ISuppli has released its numbers for the microprocessor industry for the first quarter of 2009. The research firm reports that Intel's four-quarter long growth streak has ended with the world's largest chipmaker seeing a decline in sales and market share.
Intel saw its market share drop by 2.5 points for the quarter with its share of the global processor revenue dropping to 79.1% from 81.6% in Q4 2008. AMD took advantage of Intel's situation and grabbed up nearly all of Intel's lost market share. AMD grew its market share by 2.3 points to 12.8%, up from 10.5% in Q4 2008.

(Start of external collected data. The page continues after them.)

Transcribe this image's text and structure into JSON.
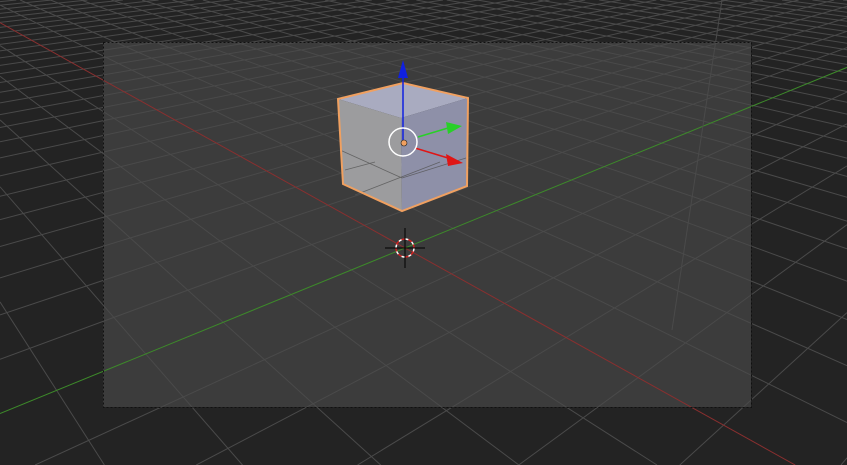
{
  "viewport": {
    "background_color": "#232323",
    "camera_frame_color": "#3a3a3a",
    "grid_color": "#4a4a4a",
    "x_axis_color": "#8a2f2f",
    "y_axis_color": "#3d8a2a"
  },
  "object": {
    "name_icon": "cube-mesh",
    "selected": true,
    "outline_color": "#f0a060",
    "top_face_color": "#a9abc0",
    "left_face_color": "#9c9c9e",
    "right_face_color": "#8e90a8"
  },
  "gizmo": {
    "x_color": "#e01515",
    "y_color": "#28d028",
    "z_color": "#1020e0",
    "center_icon": "origin-dot-icon"
  },
  "cursor": {
    "icon": "3d-cursor-icon"
  }
}
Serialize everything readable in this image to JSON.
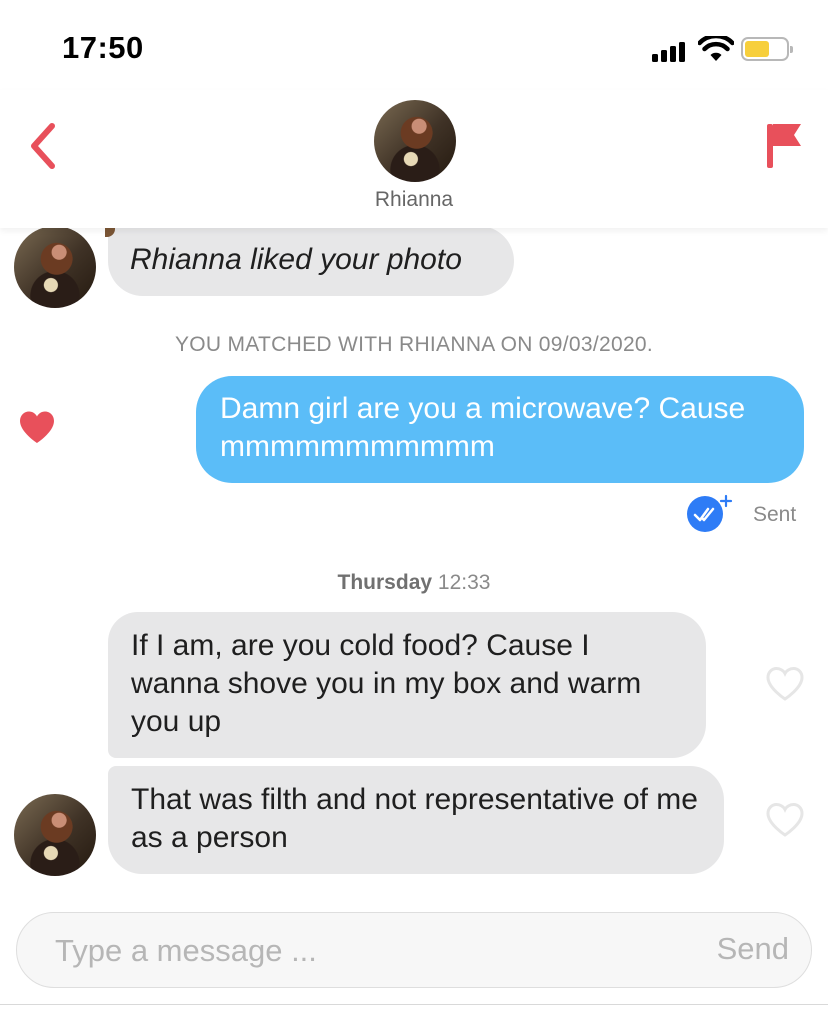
{
  "status_bar": {
    "time": "17:50"
  },
  "header": {
    "name": "Rhianna"
  },
  "conversation": {
    "liked_photo": "Rhianna liked your photo",
    "matched_notice": "YOU MATCHED WITH RHIANNA ON 09/03/2020.",
    "sent_message": "Damn girl are you a microwave? Cause mmmmmmmmmmm",
    "sent_status": "Sent",
    "day_separator": {
      "day": "Thursday",
      "time": "12:33"
    },
    "received_1": "If I am, are you cold food? Cause I wanna shove you in my box and warm you up",
    "received_2": "That was filth and not representative of me as a person"
  },
  "composer": {
    "placeholder": "Type a message ...",
    "send_label": "Send"
  },
  "colors": {
    "accent": "#e8505b",
    "sent_bubble": "#5bbdf8",
    "received_bubble": "#e7e7e8",
    "read_badge": "#2e7cf6"
  },
  "icons": [
    "back-chevron-icon",
    "flag-icon",
    "heart-filled-icon",
    "heart-outline-icon",
    "read-receipt-icon",
    "wifi-icon",
    "signal-icon",
    "battery-icon"
  ]
}
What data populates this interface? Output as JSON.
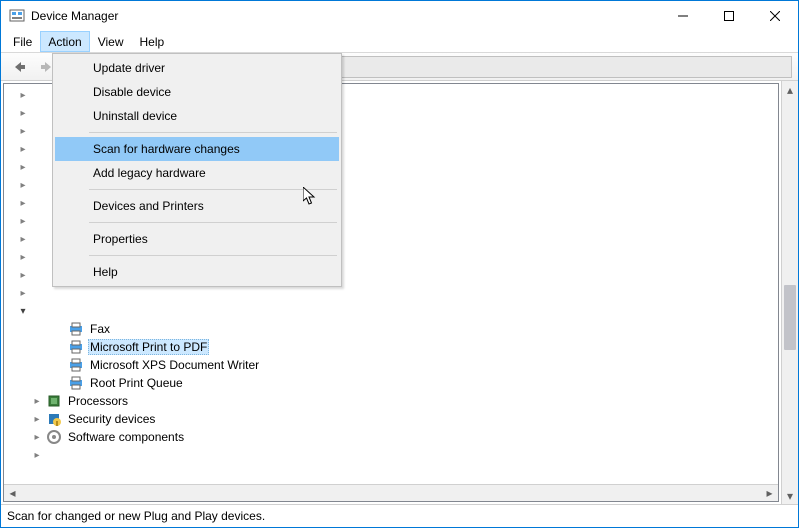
{
  "title": "Device Manager",
  "menubar": {
    "file": "File",
    "action": "Action",
    "view": "View",
    "help": "Help"
  },
  "dropdown": {
    "update": "Update driver",
    "disable": "Disable device",
    "uninstall": "Uninstall device",
    "scan": "Scan for hardware changes",
    "addlegacy": "Add legacy hardware",
    "devprint": "Devices and Printers",
    "properties": "Properties",
    "help": "Help"
  },
  "tree": {
    "children": [
      {
        "label": "Fax"
      },
      {
        "label": "Microsoft Print to PDF",
        "selected": true
      },
      {
        "label": "Microsoft XPS Document Writer"
      },
      {
        "label": "Root Print Queue"
      }
    ],
    "cat_processors": "Processors",
    "cat_security": "Security devices",
    "cat_software": "Software components"
  },
  "statusbar": "Scan for changed or new Plug and Play devices."
}
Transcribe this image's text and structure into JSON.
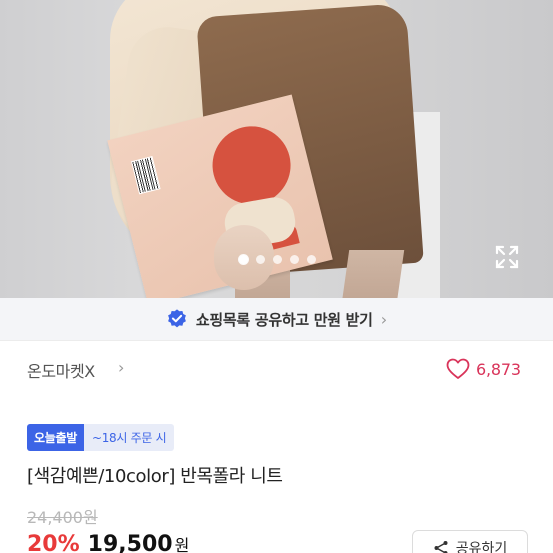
{
  "gallery": {
    "slide_count": 5,
    "active_slide": 1
  },
  "share_banner": {
    "text": "쇼핑목록 공유하고 만원 받기",
    "chevron": "›",
    "icon": "verified-check-icon",
    "accent_color": "#3c64e6"
  },
  "store": {
    "name": "온도마켓X",
    "chevron": "›"
  },
  "likes": {
    "count": "6,873",
    "color": "#d9345a"
  },
  "badges": {
    "today_shipping": "오늘출발",
    "cutoff": "~18시 주문 시"
  },
  "product": {
    "title": "[색감예쁜/10color] 반목폴라 니트",
    "original_price": "24,400원",
    "discount": "20%",
    "sale_price": "19,500",
    "currency": "원"
  },
  "actions": {
    "share_label": "공유하기"
  }
}
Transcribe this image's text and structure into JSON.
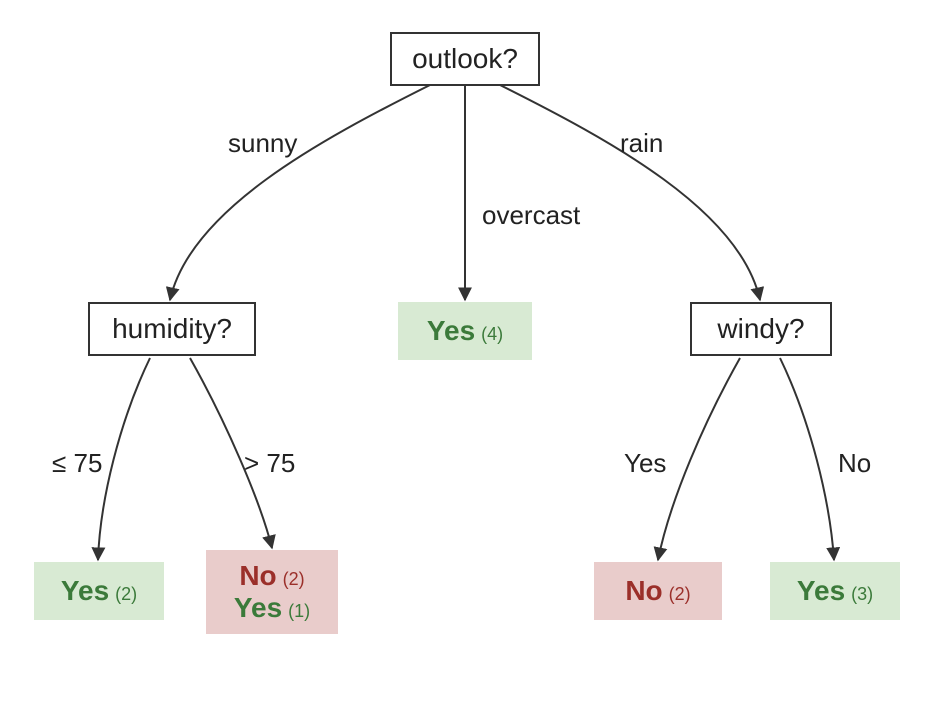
{
  "diagram": {
    "type": "decision-tree",
    "root": {
      "label": "outlook?",
      "branches": {
        "sunny": {
          "label": "sunny"
        },
        "overcast": {
          "label": "overcast"
        },
        "rain": {
          "label": "rain"
        }
      }
    },
    "humidity": {
      "label": "humidity?",
      "branches": {
        "le75": {
          "label": "≤ 75"
        },
        "gt75": {
          "label": "> 75"
        }
      }
    },
    "windy": {
      "label": "windy?",
      "branches": {
        "yes": {
          "label": "Yes"
        },
        "no": {
          "label": "No"
        }
      }
    },
    "leaves": {
      "overcast_yes": {
        "lines": [
          {
            "value": "Yes",
            "count": "(4)",
            "cls": "yes"
          }
        ],
        "bg": "yes"
      },
      "hum_le75_yes": {
        "lines": [
          {
            "value": "Yes",
            "count": "(2)",
            "cls": "yes"
          }
        ],
        "bg": "yes"
      },
      "hum_gt75_mix": {
        "lines": [
          {
            "value": "No",
            "count": "(2)",
            "cls": "no"
          },
          {
            "value": "Yes",
            "count": "(1)",
            "cls": "yes"
          }
        ],
        "bg": "no"
      },
      "windy_yes_no": {
        "lines": [
          {
            "value": "No",
            "count": "(2)",
            "cls": "no"
          }
        ],
        "bg": "no"
      },
      "windy_no_yes": {
        "lines": [
          {
            "value": "Yes",
            "count": "(3)",
            "cls": "yes"
          }
        ],
        "bg": "yes"
      }
    }
  }
}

Matthew Wilkins from iSuppli said in a statement, "After losing share to Intel on a sequential basis during three out of four quarters in 2008, AMD managed to reverse the trend in the first quarter of 2009. AMD increased its allocation of global microprocessor revenue due to strong performances in each area of its microprocessor portfolio, particularly in its Notebook products. This was an impressive feat given the economic downturn and the weakness in the PC and server markets, which caused global microprocessor revenue in the first quarter to decline by 20.6 percent to $6.9 billion, down from $8.6 billion during the same period in 2008."
Despite Intel losing market share on a quarter-to-quarter basis, the chipmaker sill posted a slight growth year-over-year compared to the 79% market share it held in Q1 2008. ISuppli reports that the decline in market share seen by Intel is a result of a contraction in the PC and server markets. Both Intel and AMD saw revenues decline over the quarter. Intel has the Atom processor to thank for much of its performance.
"Intel widened its lead in 2008 partly due to its Atom microprocessor, which has achieved major success in the fast-growing netbook PC market,” Wilkins said. “However, the strength of Intel’s broad product line in microprocessors for desktops, servers and notebooks was the major factor driving its success.”
2009 has been an important year for AMD. The firm spun its foundries off into a new company and more recently it unveiled the world's first DirectX 11 GPU.